2K views 4 replies 3 participants last post by  Eclectic12 
#1 ·
Hi, I own a Canadian dividend mutual fund outside a RRSP and I would like to lock in some gains by selling and then buying a t-bill fund. What are the tax implications for the 2017 tax year? I would also like to buy more of the dividend fund with new cash. Should I just hold my units instead and buy the t-bill fund directly with new cash? Thanks.
 
#2 ·
Well, it depends if you want to pay tax or not. If you sell, you lock in the gains and you have to then pay tax on those gains. If you just keep it, and put your new money into the t-bill fund, then you won't have to pay taxes now (except for on the dividends, of course).
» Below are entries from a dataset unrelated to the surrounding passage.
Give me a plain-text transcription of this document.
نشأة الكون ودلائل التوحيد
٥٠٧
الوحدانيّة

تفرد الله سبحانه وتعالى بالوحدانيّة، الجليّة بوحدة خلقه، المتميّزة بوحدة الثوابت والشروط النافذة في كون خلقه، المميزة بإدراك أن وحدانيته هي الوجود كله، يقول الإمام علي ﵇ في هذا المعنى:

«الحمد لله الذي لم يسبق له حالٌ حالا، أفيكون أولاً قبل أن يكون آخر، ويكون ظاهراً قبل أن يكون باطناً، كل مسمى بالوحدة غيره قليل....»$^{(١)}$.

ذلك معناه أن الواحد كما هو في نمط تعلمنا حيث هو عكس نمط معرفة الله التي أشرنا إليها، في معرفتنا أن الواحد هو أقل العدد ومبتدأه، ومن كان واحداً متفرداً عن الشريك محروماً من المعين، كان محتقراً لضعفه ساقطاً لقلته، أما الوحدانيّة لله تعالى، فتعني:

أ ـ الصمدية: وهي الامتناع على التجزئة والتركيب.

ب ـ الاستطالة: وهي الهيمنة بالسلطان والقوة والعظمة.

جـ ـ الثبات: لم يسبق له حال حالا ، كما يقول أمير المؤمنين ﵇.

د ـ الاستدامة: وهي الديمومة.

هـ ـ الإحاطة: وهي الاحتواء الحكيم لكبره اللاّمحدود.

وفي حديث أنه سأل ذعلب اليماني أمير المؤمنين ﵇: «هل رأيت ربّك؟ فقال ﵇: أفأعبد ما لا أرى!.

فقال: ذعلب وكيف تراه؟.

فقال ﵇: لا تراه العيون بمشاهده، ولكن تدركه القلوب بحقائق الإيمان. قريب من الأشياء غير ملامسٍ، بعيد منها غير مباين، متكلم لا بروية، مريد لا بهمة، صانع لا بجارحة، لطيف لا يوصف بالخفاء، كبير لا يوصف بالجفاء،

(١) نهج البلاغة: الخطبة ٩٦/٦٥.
If this is a low-income year for you, it might be a good idea to lock in the gains and pay tax on them while you're in a lower tax bracket. But if not, it's probably better to defer the taxes for a later year.
 
#3 ·
Hi, I own a Canadian dividend mutual fund outside a RRSP and I would like to lock in some gains by selling and then buying a t-bill fund. What are the tax implications for the 2017 tax year?
While held in the RRSP, there are no tax implications .... if on the other hand, you plan to withdraw the full $$$ from RRSP, the $$$ withdrawn are reported as income.

Longer term, selling for a gain increases the value of the RRSP so that there are more $$$ that will need to be withdrawn in the future. Most have lower income in retirement so it works out well.


... Should I just hold my units instead and buy the t-bill fund directly with new cash?
Depends ... if you are going to re-buy, are there any costs?
How likely do you think there would be a significant drop in the MF prices?


Well, it depends if you want to pay tax or not. If you sell, you lock in the gains and you have to then pay tax on those gains ...
If the OP sells then *withdraws from the RRSP* ... then yes. I doubt a withdrawal is in the plan as the OP talks about using new cash to re-buy, presumably in the RRSP.
The OP needs to confirm whether the proceeds are staying in the RRSP, in which case there's no tax implications.


Cheers
 
#5 ·
Apparently I had too much egg nog or celebrated too long .... :eek2:

Post # 2 covers it nicely then ... I would add though that most of the gain should be capital gains so it is one of the better taxes to be paying (i.e. cheapest or second cheapest).

Then too, where one is sure there will be a cheaper buying opportunity (how many are right?) ... selling could work nicely.

Also ... if the OP has some capital losses from previous years or can sell by Dec 24th in 2017, the losses will reduce or eliminate the CG to pay taxes on.